Working with graduation filters in Capture One Pro 6
February 17, 2011 3 Comments
You can easily make a Local Adjustment Layer in Capture One Pro 6 that will work similarly to a physical graduation filter.
Graduation filters can often be used to improve landscape images. Typically, the sky is too bright compared to the foreground and in a normally exposed image this will lead to loss of color intensity in the sky as well as loss of definition of the clouds. A graduation filter can balance this out in a pleasing and natural looking way.
A Local Adjustment Layer in Capture One Pro 6 can be copied to other images. A graduation type Local Adjustment Layer will often work equally well for similarly composed images, and the ability to paste the local adjustments to other images can speed up the enhancement process dramatically.

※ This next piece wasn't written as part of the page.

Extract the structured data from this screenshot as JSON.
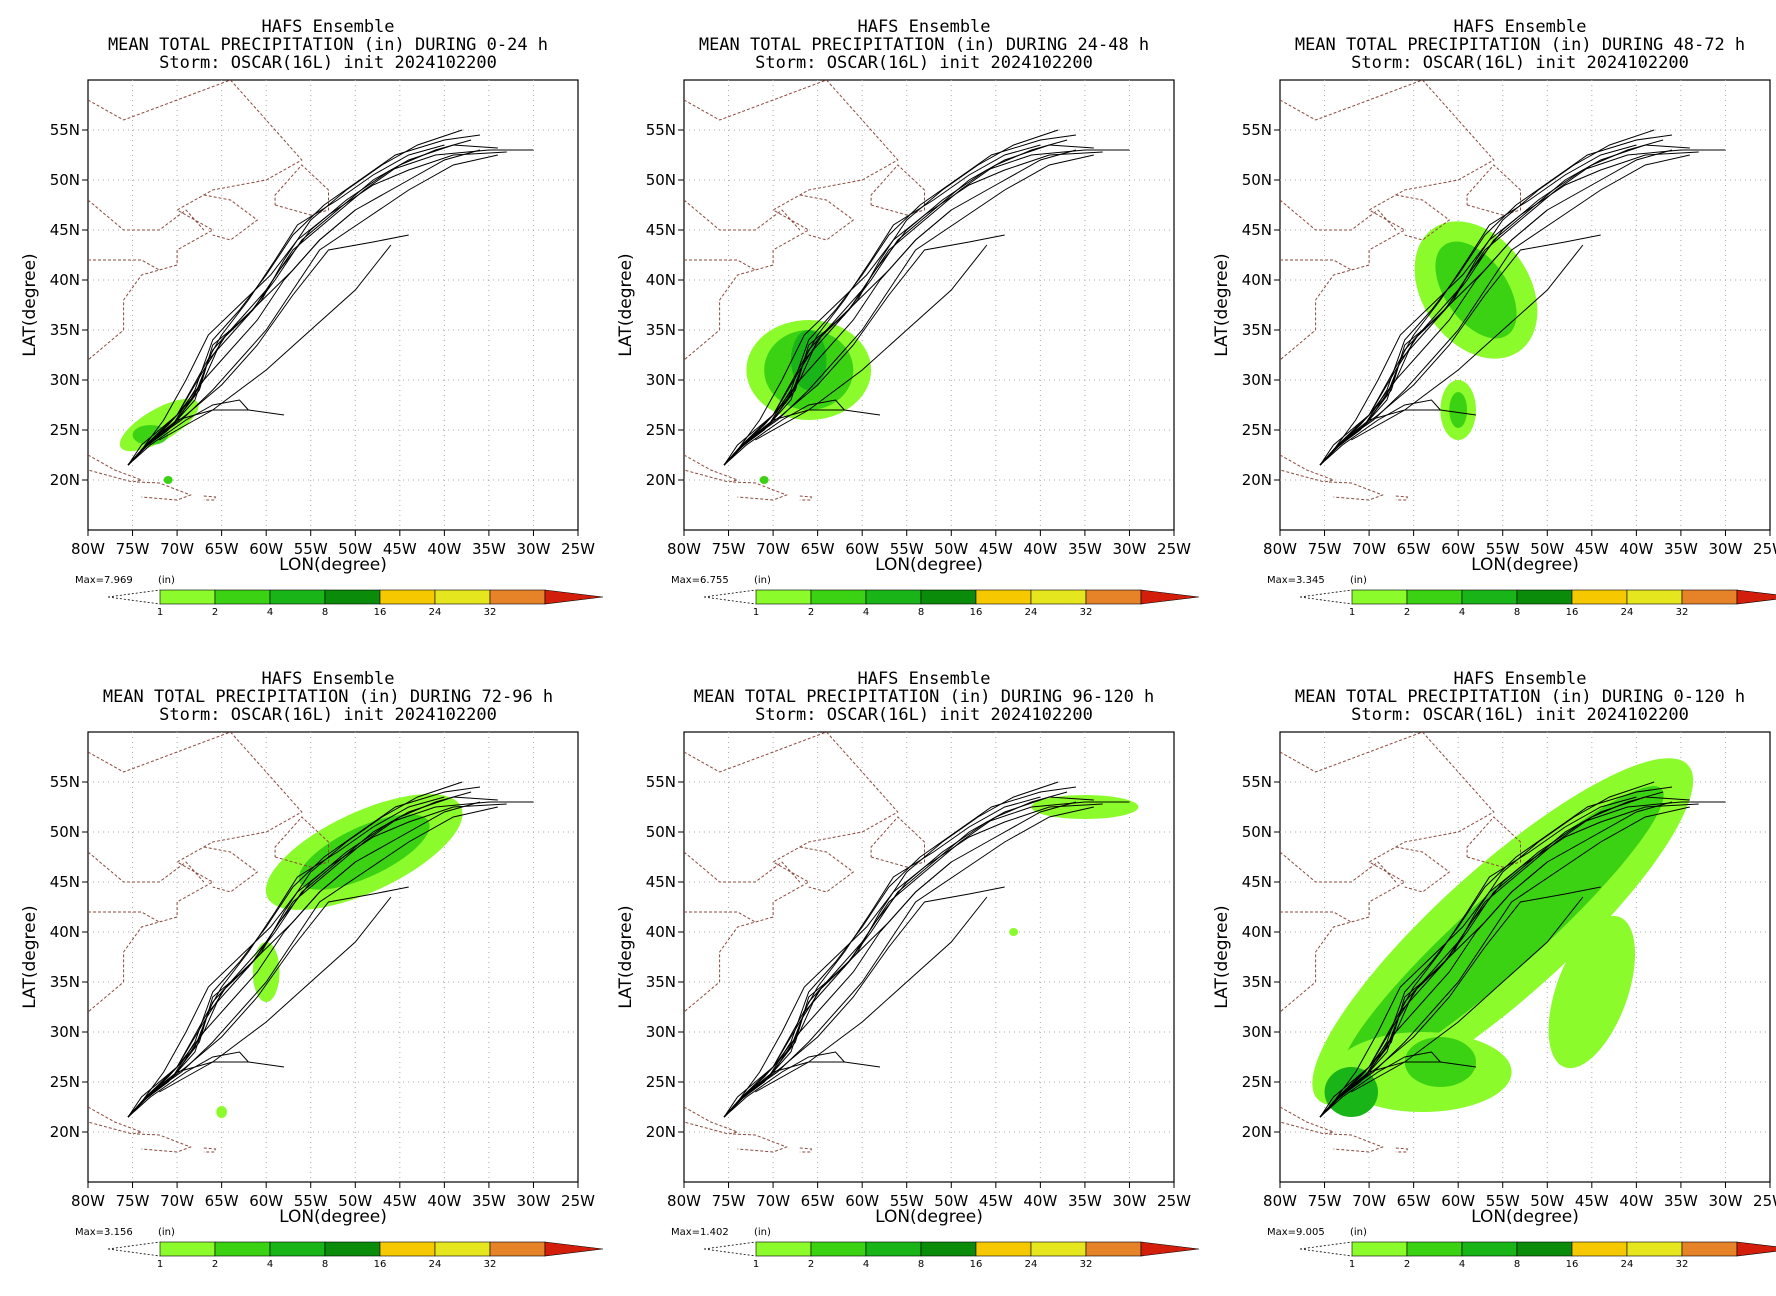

The image on the left has come straight out of the camera. It is a typical landscape example where the sky is too bright compared to the foreground and the haze makes the blue sky look muddy. The image on the right has been corrected in Capture One Pro 6 with a graduation filter like Local Adjustment Layer.
How to make a graduation filter in Capture One Pro 6
To make a graduation filter in the Local Adjustments Tool, you start by adding a new Adjustments Layer.
The secret in making a graduation like adjustments layer is to set the Hardness to 0 and to select a brush with a large Size. The effect of the graduation filter needs to blend into the image very softly in order for the image to look natural. When adjusting for the right Brush size, I place the Brush cursor almost in the upper left corner of the image. I adjust the size until the circle fills approximately 80 % of the height of the sky. Then, I draw the mask by moving the curser parallel to the upper limit of the image all the way from the left side to the right side of the image.
We have now established the graduated mask for the local adjustment layer. Now it is time to set up the needed adjustments. For this example, I bring down the brightness to around -20 to -30. It helps a lot but the sky still has a muddy blue color and an additional correction in the Color Editor is needed. I pick the color of the muddy blue sky and make a correction of the Saturation by +23 and Lightness by -15.
Often, I add a second graduation filter like adjustments layer to optimize the foreground. The principles are the same as before but this time the graduation is for the bottom and up: Set Hardness to 0 and adjust Size until the outer circle covers about 80% of the distance from the bottom of the image to the horizon. Again, draw the mask parallel to the edges of the image but this time along the bottom of the image. Often I bring up the brightness a bit and add some Color Edits.
Once you master the basic ideas of the graduation filter it is easy to experiment to see what works best for you. I often try to optimize the graduation for a better match to the actual split line between the sky and the landscape. Instead of drawing the mask straight parallel to the edges of the image I try to largely follow this split line. If you do so, then make sure that you apply the mask fully at the edges of the image. Remember that if you optimize the graduation mask for a specific image then it should only be used for this.